FOREIGN RELATIONS: Shortcomings
Without warning, President Trumanwho has a way of acting abruptly in foreign affairsissued a new statement last week on U.S. policy in China. On the surface, there was nothing new in the statement, and it occasioned little reaction or comment. Actually, in a negative way, it would have far-reaching results.
In some 3,500 words, the President merely restated the line he laid down just a year ago when he sent General George Catlett Marshall to China as his special representative. The line: to end the civil war and bring the Chiang government and the Communists together within a democratic framework.
To some extent, the statement was also a year's-end audit of U.S. books in China. Admittedly on the debit side was the failure of General Marshall's mission to break the Kuomintang-Communist deadlock. But on the credit side was the repatriation of nearly 3,000,000 Japanese troops, and a slash in U.S. troop strength from 113,000 to less than 12,000.

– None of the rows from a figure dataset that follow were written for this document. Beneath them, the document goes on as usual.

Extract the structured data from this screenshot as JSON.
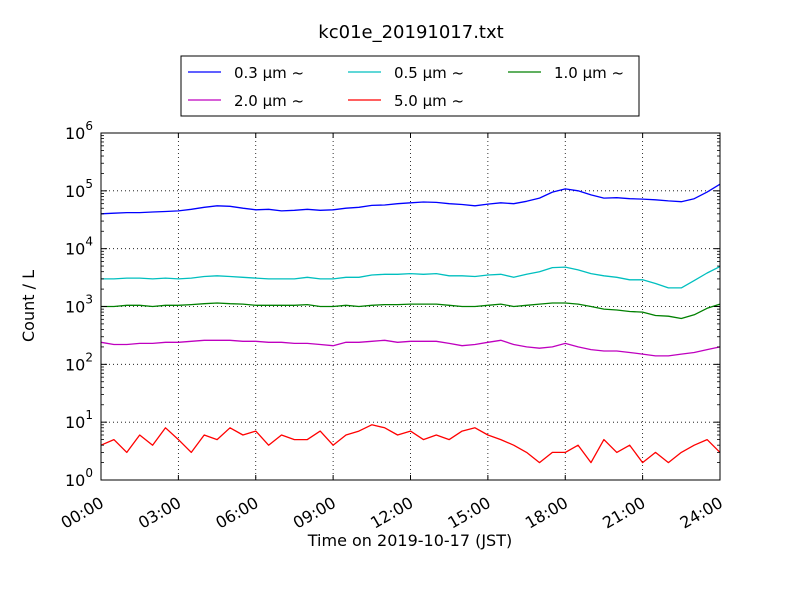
{
  "chart_data": {
    "type": "line",
    "title": "kc01e_20191017.txt",
    "xlabel": "Time on 2019-10-17 (JST)",
    "ylabel": "Count / L",
    "yscale": "log",
    "ylim": [
      1,
      1000000
    ],
    "xlim": [
      "00:00",
      "24:00"
    ],
    "grid": true,
    "legend_position": "top-center",
    "x_tick_labels": [
      "00:00",
      "03:00",
      "06:00",
      "09:00",
      "12:00",
      "15:00",
      "18:00",
      "21:00",
      "24:00"
    ],
    "y_ticks": [
      {
        "base": "10",
        "exp": "0"
      },
      {
        "base": "10",
        "exp": "1"
      },
      {
        "base": "10",
        "exp": "2"
      },
      {
        "base": "10",
        "exp": "3"
      },
      {
        "base": "10",
        "exp": "4"
      },
      {
        "base": "10",
        "exp": "5"
      },
      {
        "base": "10",
        "exp": "6"
      }
    ],
    "x": [
      "00:00",
      "00:30",
      "01:00",
      "01:30",
      "02:00",
      "02:30",
      "03:00",
      "03:30",
      "04:00",
      "04:30",
      "05:00",
      "05:30",
      "06:00",
      "06:30",
      "07:00",
      "07:30",
      "08:00",
      "08:30",
      "09:00",
      "09:30",
      "10:00",
      "10:30",
      "11:00",
      "11:30",
      "12:00",
      "12:30",
      "13:00",
      "13:30",
      "14:00",
      "14:30",
      "15:00",
      "15:30",
      "16:00",
      "16:30",
      "17:00",
      "17:30",
      "18:00",
      "18:30",
      "19:00",
      "19:30",
      "20:00",
      "20:30",
      "21:00",
      "21:30",
      "22:00",
      "22:30",
      "23:00",
      "23:30",
      "24:00"
    ],
    "series": [
      {
        "name": "0.3 µm ~",
        "color": "#0000ff",
        "values": [
          40000,
          41000,
          42000,
          42000,
          43000,
          44000,
          45000,
          48000,
          52000,
          55000,
          54000,
          50000,
          47000,
          48000,
          45000,
          46000,
          48000,
          46000,
          47000,
          50000,
          52000,
          56000,
          57000,
          60000,
          62000,
          64000,
          63000,
          60000,
          58000,
          55000,
          59000,
          62000,
          60000,
          66000,
          75000,
          95000,
          108000,
          100000,
          85000,
          75000,
          76000,
          73000,
          72000,
          70000,
          67000,
          65000,
          73000,
          95000,
          130000
        ]
      },
      {
        "name": "0.5 µm ~",
        "color": "#00bfbf",
        "values": [
          3000,
          3000,
          3100,
          3100,
          3000,
          3100,
          3000,
          3100,
          3300,
          3400,
          3300,
          3200,
          3100,
          3000,
          3000,
          3000,
          3200,
          3000,
          3000,
          3200,
          3200,
          3500,
          3600,
          3600,
          3700,
          3600,
          3700,
          3400,
          3400,
          3300,
          3500,
          3600,
          3200,
          3600,
          4000,
          4700,
          4800,
          4300,
          3700,
          3400,
          3200,
          2900,
          2900,
          2500,
          2100,
          2100,
          2800,
          3800,
          4900
        ]
      },
      {
        "name": "1.0 µm ~",
        "color": "#008000",
        "values": [
          1000,
          1000,
          1050,
          1050,
          1000,
          1050,
          1050,
          1080,
          1120,
          1150,
          1120,
          1100,
          1050,
          1050,
          1050,
          1050,
          1080,
          1000,
          1000,
          1050,
          1000,
          1050,
          1080,
          1080,
          1100,
          1100,
          1100,
          1050,
          1000,
          1000,
          1050,
          1100,
          1000,
          1050,
          1100,
          1150,
          1150,
          1100,
          1000,
          900,
          870,
          820,
          800,
          700,
          680,
          620,
          720,
          930,
          1100
        ]
      },
      {
        "name": "2.0 µm ~",
        "color": "#bf00bf",
        "values": [
          240,
          220,
          220,
          230,
          230,
          240,
          240,
          250,
          260,
          260,
          260,
          250,
          250,
          240,
          240,
          230,
          230,
          220,
          210,
          240,
          240,
          250,
          260,
          240,
          250,
          250,
          250,
          230,
          210,
          220,
          240,
          260,
          220,
          200,
          190,
          200,
          230,
          200,
          180,
          170,
          170,
          160,
          150,
          140,
          140,
          150,
          160,
          180,
          200
        ]
      },
      {
        "name": "5.0 µm ~",
        "color": "#ff0000",
        "values": [
          4,
          5,
          3,
          6,
          4,
          8,
          5,
          3,
          6,
          5,
          8,
          6,
          7,
          4,
          6,
          5,
          5,
          7,
          4,
          6,
          7,
          9,
          8,
          6,
          7,
          5,
          6,
          5,
          7,
          8,
          6,
          5,
          4,
          3,
          2,
          3,
          3,
          4,
          2,
          5,
          3,
          4,
          2,
          3,
          2,
          3,
          4,
          5,
          3
        ]
      }
    ]
  }
}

Too Partial? But beyond that, and far more important, the statement was a perfect illustration of the split within the State Department over U.S. China policy. It had been drafted by State's Director of Far Eastern Affairs, quiet, soft-spoken John Carter Vincent, whose last trip to China had been in the company of Henry Wallace in 1944. As a leader of the bloc which believes U.S. policy is too partial to Chiang, Vincent had already been labeled a stooge for Yenan.
He had responded readily when Undersecretary of State Dean Acheson had suggested a review of U.S. policy. His statement had been cleared for facts by the Army and Navy, and given an O.K. by General Marshall.
But why had it been issued at all?
Too Late? President Truman had been under heavy pressure from two sides: those who wanted all-out aid for Chiang and those who wanted to cut present U.S. help still further. The President might have thought that, as is his wont, he was taking a position squarely in the middle. Actually, he was endorsing a policy which is already out of date.
In recent months Generalissimo Chiang has won brilliant military victories which many an American detractor of Chiang thought he never would. In the meantime, the Communists have become more stubborn. The delicate and drawn-out negotiations which General Marshall, together with U.S. Ambassador John Leighton Stuart, had been carrying out, have come to a virtual standstill. If any new presidential statement were issued, it should have reconsidered China policy in the light of current events. As matters now stand, a new and realistic statement will be difficult to draft for some time to come.
Discussing the shortcomings of the Truman statement, the New York Herald Tribune put its finger on the biggest: "Mr. Truman might have said that the U.S. wanted a strong China and was most determined in its opposition to the Russian desire for a weak China. There seems to be no advantage to be gained from reticence on such subjects."